Leica CL aus dem Jahr 1974 – eine zeitlose Schönheit
Was bietet nun die Leica CL, …
… sie ist bis heute die kleinste und leichteste Leica mit Wechselobjektiven.
… sie bietet TTL Belichtungsmessung als Spotmessung (etwa Grösse des Mischbildfeldes im Messucher) mittels einer schwenkbaren CDS-Zelle direkt vor der Filmebene.
… sie hat einen grossen hellen Sucher mit Rahmen für 40, 50 und 90mm Brennweite. 35mm Brennweite entsprechen etwas dem komplettem Sucher und sind so auch ohne Aufstecksucher nutzbar.
… sie hat einen hellen sehr gut sichtbaren Mischbild Entfernungsmesser mit sauber definierten Kanten.
… sie hat einen vertikalen Tuchschlitzverschluss mit Verschlusszeiten mit von 1/2 bis 1/1000stel Sekunde, die im Sucher eingespiegelt werden und stufenlos verstellbar sind. Dieser Verschluss ist zwar nicht so leise wie der Verschluss eienr M-Leica, aber doch wesentlich leiser als der Mechanismus einer SLR.
… sie hat eine abnehmbare Rückwand zum halbwegs bequemen Filmeinlegen. Das Scharnier an der Seite haben die Leica Konstrukteure weiter der Konkurenz überlassen. Ich bin dafür insofern dankbar, das es deshalb bei der CL keine Probleme mit auseinanderfallenden teerigen Lichtdichtungen gibt, weil diese konstruktiv bedingt nicht vorhanden sind..
Doch nun zum Negativem:
Ein Schwachpunkt der CL ist eindeutig die Belichtungsmessung. Oft gibt die Verkabelung des Schwenkarmes auf dem die Messzelle sitzt im Laufe der Jahre nach. Auch die verbauten CDS Messzellen sind nach mehr als 30 Jahren oft schon weit jenseits ihrer Lebendauer.

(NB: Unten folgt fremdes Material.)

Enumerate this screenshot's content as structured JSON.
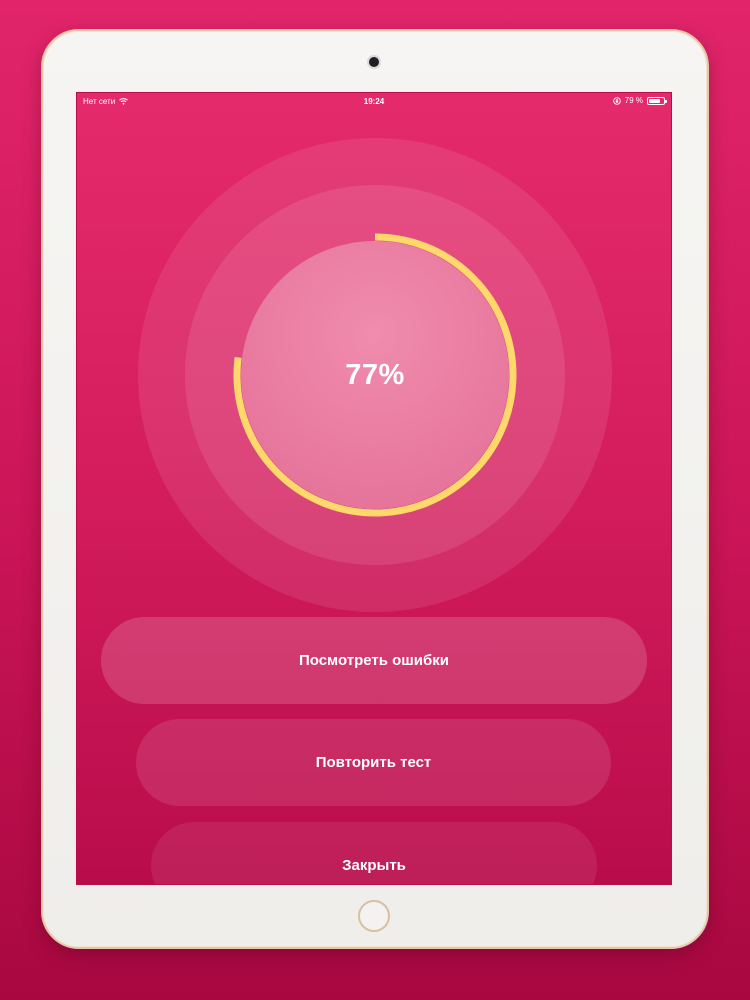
{
  "status_bar": {
    "carrier": "Нет сети",
    "time": "19:24",
    "battery_text": "79 %",
    "battery_level": 0.79,
    "icons": [
      "wifi-icon",
      "orientation-lock-icon",
      "battery-icon"
    ]
  },
  "result": {
    "percent_label": "77%",
    "progress": 0.77,
    "ring_color": "#ffd86b"
  },
  "actions": {
    "review_errors": "Посмотреть ошибки",
    "retry_test": "Повторить тест",
    "close": "Закрыть"
  },
  "colors": {
    "background": "#d61e5e",
    "accent": "#ffd86b",
    "text": "#ffffff"
  }
}
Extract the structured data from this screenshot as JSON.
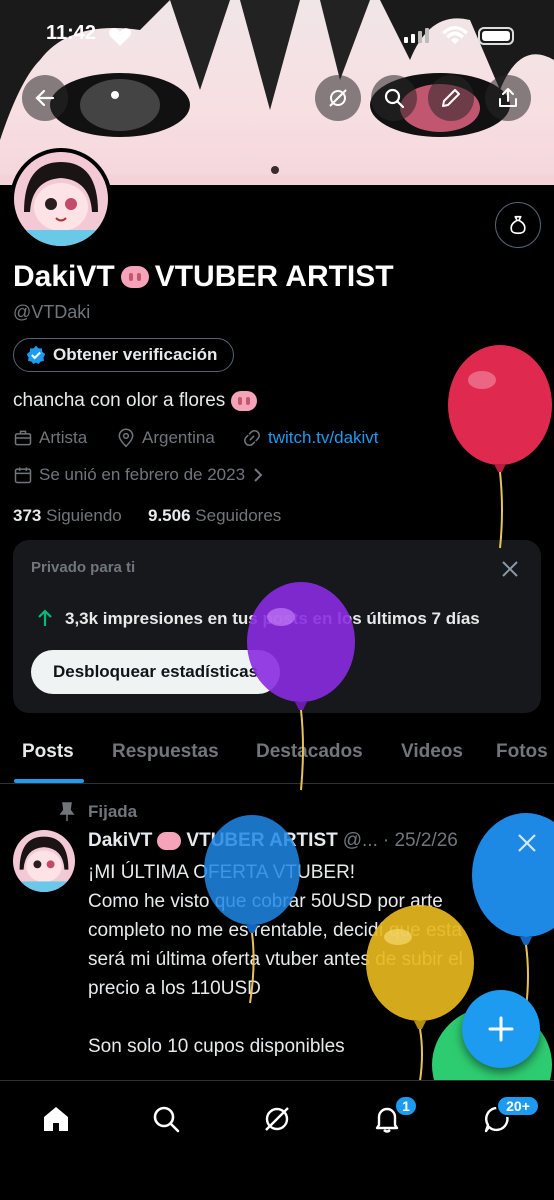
{
  "status_bar": {
    "time": "11:42"
  },
  "profile": {
    "name": "DakiVT",
    "name_suffix": "VTUBER ARTIST",
    "handle": "@VTDaki",
    "verify_label": "Obtener verificación",
    "bio": "chancha con olor a flores",
    "category": "Artista",
    "location": "Argentina",
    "link": "twitch.tv/dakivt",
    "joined": "Se unió en febrero de 2023",
    "following_count": "373",
    "following_label": "Siguiendo",
    "followers_count": "9.506",
    "followers_label": "Seguidores"
  },
  "insights_card": {
    "heading": "Privado para ti",
    "impressions": "3,3k impresiones en tus posts en los últimos 7 días",
    "unlock_label": "Desbloquear estadísticas"
  },
  "tabs": [
    "Posts",
    "Respuestas",
    "Destacados",
    "Videos",
    "Fotos"
  ],
  "pinned_post": {
    "pinned_label": "Fijada",
    "author": "DakiVT",
    "author_suffix": "VTUBER ARTIST",
    "handle_trunc": "@...",
    "date": "· 25/2/26",
    "lines": [
      "¡MI ÚLTIMA OFERTA VTUBER!",
      "Como he visto que cobrar 50USD por arte",
      "completo no me es rentable, decidí que esta",
      "será mi última oferta vtuber antes de subir el",
      "precio a los 110USD",
      "",
      "Son solo 10 cupos disponibles"
    ]
  },
  "bottom_nav": {
    "notifications_badge": "1",
    "messages_badge": "20+"
  },
  "colors": {
    "accent": "#1d9bf0",
    "background": "#000000",
    "card": "#16181c"
  }
}
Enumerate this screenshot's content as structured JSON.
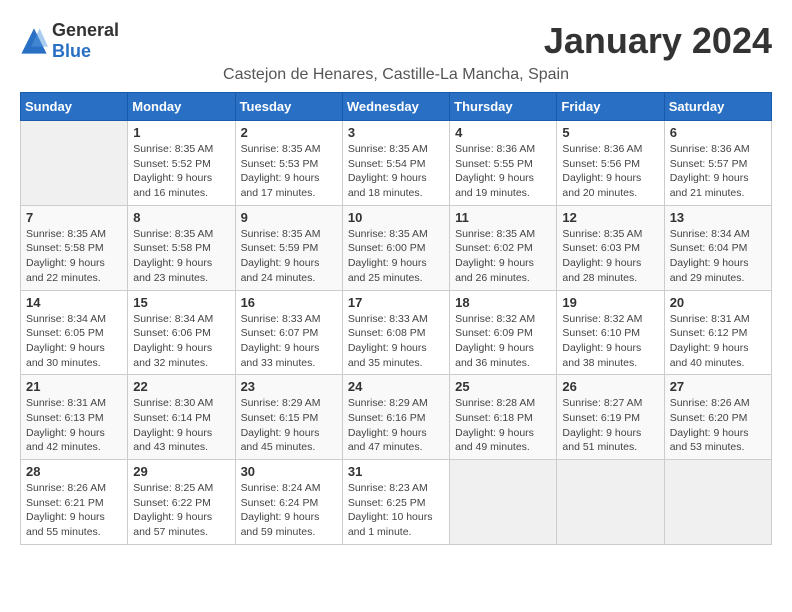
{
  "header": {
    "logo_general": "General",
    "logo_blue": "Blue",
    "month_title": "January 2024",
    "location": "Castejon de Henares, Castille-La Mancha, Spain"
  },
  "columns": [
    "Sunday",
    "Monday",
    "Tuesday",
    "Wednesday",
    "Thursday",
    "Friday",
    "Saturday"
  ],
  "weeks": [
    [
      {
        "day": "",
        "info": ""
      },
      {
        "day": "1",
        "info": "Sunrise: 8:35 AM\nSunset: 5:52 PM\nDaylight: 9 hours\nand 16 minutes."
      },
      {
        "day": "2",
        "info": "Sunrise: 8:35 AM\nSunset: 5:53 PM\nDaylight: 9 hours\nand 17 minutes."
      },
      {
        "day": "3",
        "info": "Sunrise: 8:35 AM\nSunset: 5:54 PM\nDaylight: 9 hours\nand 18 minutes."
      },
      {
        "day": "4",
        "info": "Sunrise: 8:36 AM\nSunset: 5:55 PM\nDaylight: 9 hours\nand 19 minutes."
      },
      {
        "day": "5",
        "info": "Sunrise: 8:36 AM\nSunset: 5:56 PM\nDaylight: 9 hours\nand 20 minutes."
      },
      {
        "day": "6",
        "info": "Sunrise: 8:36 AM\nSunset: 5:57 PM\nDaylight: 9 hours\nand 21 minutes."
      }
    ],
    [
      {
        "day": "7",
        "info": "Sunrise: 8:35 AM\nSunset: 5:58 PM\nDaylight: 9 hours\nand 22 minutes."
      },
      {
        "day": "8",
        "info": "Sunrise: 8:35 AM\nSunset: 5:58 PM\nDaylight: 9 hours\nand 23 minutes."
      },
      {
        "day": "9",
        "info": "Sunrise: 8:35 AM\nSunset: 5:59 PM\nDaylight: 9 hours\nand 24 minutes."
      },
      {
        "day": "10",
        "info": "Sunrise: 8:35 AM\nSunset: 6:00 PM\nDaylight: 9 hours\nand 25 minutes."
      },
      {
        "day": "11",
        "info": "Sunrise: 8:35 AM\nSunset: 6:02 PM\nDaylight: 9 hours\nand 26 minutes."
      },
      {
        "day": "12",
        "info": "Sunrise: 8:35 AM\nSunset: 6:03 PM\nDaylight: 9 hours\nand 28 minutes."
      },
      {
        "day": "13",
        "info": "Sunrise: 8:34 AM\nSunset: 6:04 PM\nDaylight: 9 hours\nand 29 minutes."
      }
    ],
    [
      {
        "day": "14",
        "info": "Sunrise: 8:34 AM\nSunset: 6:05 PM\nDaylight: 9 hours\nand 30 minutes."
      },
      {
        "day": "15",
        "info": "Sunrise: 8:34 AM\nSunset: 6:06 PM\nDaylight: 9 hours\nand 32 minutes."
      },
      {
        "day": "16",
        "info": "Sunrise: 8:33 AM\nSunset: 6:07 PM\nDaylight: 9 hours\nand 33 minutes."
      },
      {
        "day": "17",
        "info": "Sunrise: 8:33 AM\nSunset: 6:08 PM\nDaylight: 9 hours\nand 35 minutes."
      },
      {
        "day": "18",
        "info": "Sunrise: 8:32 AM\nSunset: 6:09 PM\nDaylight: 9 hours\nand 36 minutes."
      },
      {
        "day": "19",
        "info": "Sunrise: 8:32 AM\nSunset: 6:10 PM\nDaylight: 9 hours\nand 38 minutes."
      },
      {
        "day": "20",
        "info": "Sunrise: 8:31 AM\nSunset: 6:12 PM\nDaylight: 9 hours\nand 40 minutes."
      }
    ],
    [
      {
        "day": "21",
        "info": "Sunrise: 8:31 AM\nSunset: 6:13 PM\nDaylight: 9 hours\nand 42 minutes."
      },
      {
        "day": "22",
        "info": "Sunrise: 8:30 AM\nSunset: 6:14 PM\nDaylight: 9 hours\nand 43 minutes."
      },
      {
        "day": "23",
        "info": "Sunrise: 8:29 AM\nSunset: 6:15 PM\nDaylight: 9 hours\nand 45 minutes."
      },
      {
        "day": "24",
        "info": "Sunrise: 8:29 AM\nSunset: 6:16 PM\nDaylight: 9 hours\nand 47 minutes."
      },
      {
        "day": "25",
        "info": "Sunrise: 8:28 AM\nSunset: 6:18 PM\nDaylight: 9 hours\nand 49 minutes."
      },
      {
        "day": "26",
        "info": "Sunrise: 8:27 AM\nSunset: 6:19 PM\nDaylight: 9 hours\nand 51 minutes."
      },
      {
        "day": "27",
        "info": "Sunrise: 8:26 AM\nSunset: 6:20 PM\nDaylight: 9 hours\nand 53 minutes."
      }
    ],
    [
      {
        "day": "28",
        "info": "Sunrise: 8:26 AM\nSunset: 6:21 PM\nDaylight: 9 hours\nand 55 minutes."
      },
      {
        "day": "29",
        "info": "Sunrise: 8:25 AM\nSunset: 6:22 PM\nDaylight: 9 hours\nand 57 minutes."
      },
      {
        "day": "30",
        "info": "Sunrise: 8:24 AM\nSunset: 6:24 PM\nDaylight: 9 hours\nand 59 minutes."
      },
      {
        "day": "31",
        "info": "Sunrise: 8:23 AM\nSunset: 6:25 PM\nDaylight: 10 hours\nand 1 minute."
      },
      {
        "day": "",
        "info": ""
      },
      {
        "day": "",
        "info": ""
      },
      {
        "day": "",
        "info": ""
      }
    ]
  ]
}
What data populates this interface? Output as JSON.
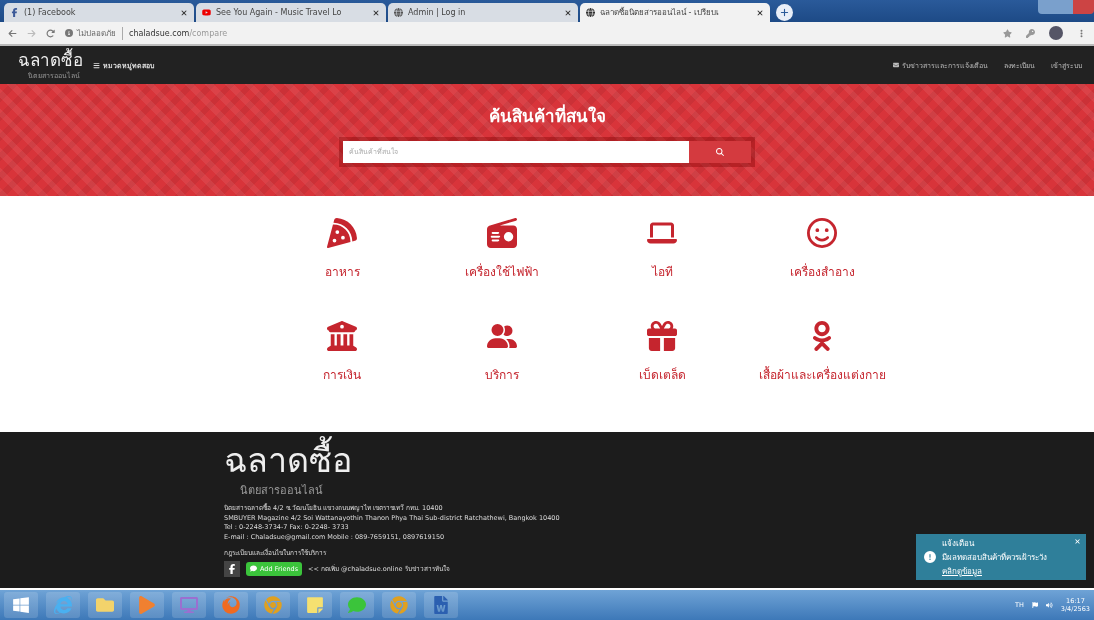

Die verwendeten PX625 Quecksilberbatterien mit 1,35 Volt sind in Europa legal nicht mehr zu bekommen (Alkalizellen geben falsche Werte), eine Abhilfe können hier Weincell MRB 625 Hörgerätebatterien schaffen (selten und teuer) oder man beschafft sich für ca. 10 Euro in der Bucht einen Batterieadapter, dann passen die weit verbreiteten 675er Hörgerätebatterien (< 2,-/Stück). Hier sollte man darauf achten, das man Zink-Luft-Batterien erwischt, da nur diese spannungskonstant sind. Nachteil der Zink-Luft-Batterien ist, das deren kurze in Monaten bemessene Lebensdauer mit dem Entsiegeln beginnt. Es reicht übrigens, wenn man nur einen Teil der Belüftungöffnungen der Batterie entsiegelt (dann lebt diese länger), da die CDS Zelle wahrlich nicht viel Strom braucht.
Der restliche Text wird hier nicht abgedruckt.